Currently, cytogenetic risk stratification are the power prognostic factors in MM. Patients with t (14; 14), t (14; 16), t (14; 20), del17p13, or gain 1q by FISH account for 25% in MM and have shortened median survival with standard therapy [12,13]. A case report of early onset MPE with IgG-Kappa showed rapid reaccumulation of MPE within one week after starting VCD regimen, and was controlled with Bortezomib, Daratumumab, and dexamethasone regimen. The cytogenetic and fluorescence in situ hybridization (FISH) studies showed a gain of chromosome 9 and 13q/14 (RB1) deletions [14].

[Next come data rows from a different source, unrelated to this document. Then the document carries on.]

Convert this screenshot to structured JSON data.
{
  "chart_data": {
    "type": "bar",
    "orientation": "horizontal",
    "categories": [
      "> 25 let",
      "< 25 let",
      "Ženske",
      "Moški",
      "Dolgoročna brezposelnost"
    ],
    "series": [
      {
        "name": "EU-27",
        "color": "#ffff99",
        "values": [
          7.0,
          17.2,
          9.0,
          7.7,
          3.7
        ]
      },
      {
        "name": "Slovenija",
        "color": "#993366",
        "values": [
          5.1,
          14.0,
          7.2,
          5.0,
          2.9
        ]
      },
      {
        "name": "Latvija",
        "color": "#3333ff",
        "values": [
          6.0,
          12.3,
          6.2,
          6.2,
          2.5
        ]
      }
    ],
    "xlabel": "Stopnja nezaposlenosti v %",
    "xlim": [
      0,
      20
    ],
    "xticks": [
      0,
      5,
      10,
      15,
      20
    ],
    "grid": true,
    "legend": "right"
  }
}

It is interesting to note that in our case, bilateral MPE was presented at the first diagnosis of MM, as well as acute kidney injury, anemia, hypercalcemia and pathological fractures, which was an advanced stage of MM (ISS III). The MPE was diagnosed by detection of atypical plasma cell in the pleural fluid with immune-histological confirmation in pleural tissue. The monoclonal protein subtype of our case was IgG-Kappa, but he had good response to initial dexamethasone without local therapy, such as drainage, or pleurodesis. We hypothesize that our case may have favorable cytogenetic characterizations such as hyperdiploidy. In term of specific hyperdiploidies affecting prognosis, trisomy 3 and/or 5 significantly improve overall survival [15]. However, cytogenetic analysis was limitation in our case.

Conclusion

MPE is a rare clinical manifestation of MM and associates with advanced diseases and poor outcome. Our case was unusual case of MPE which was the first presentation of MM and had good response to initial dexamethasone without local therapy. It is interesting to conduct the further study of cytogenetic subtype of MPE and their treatment responsiveness.

Declaration of competing interest

The authors of this case report have no conflict of interest.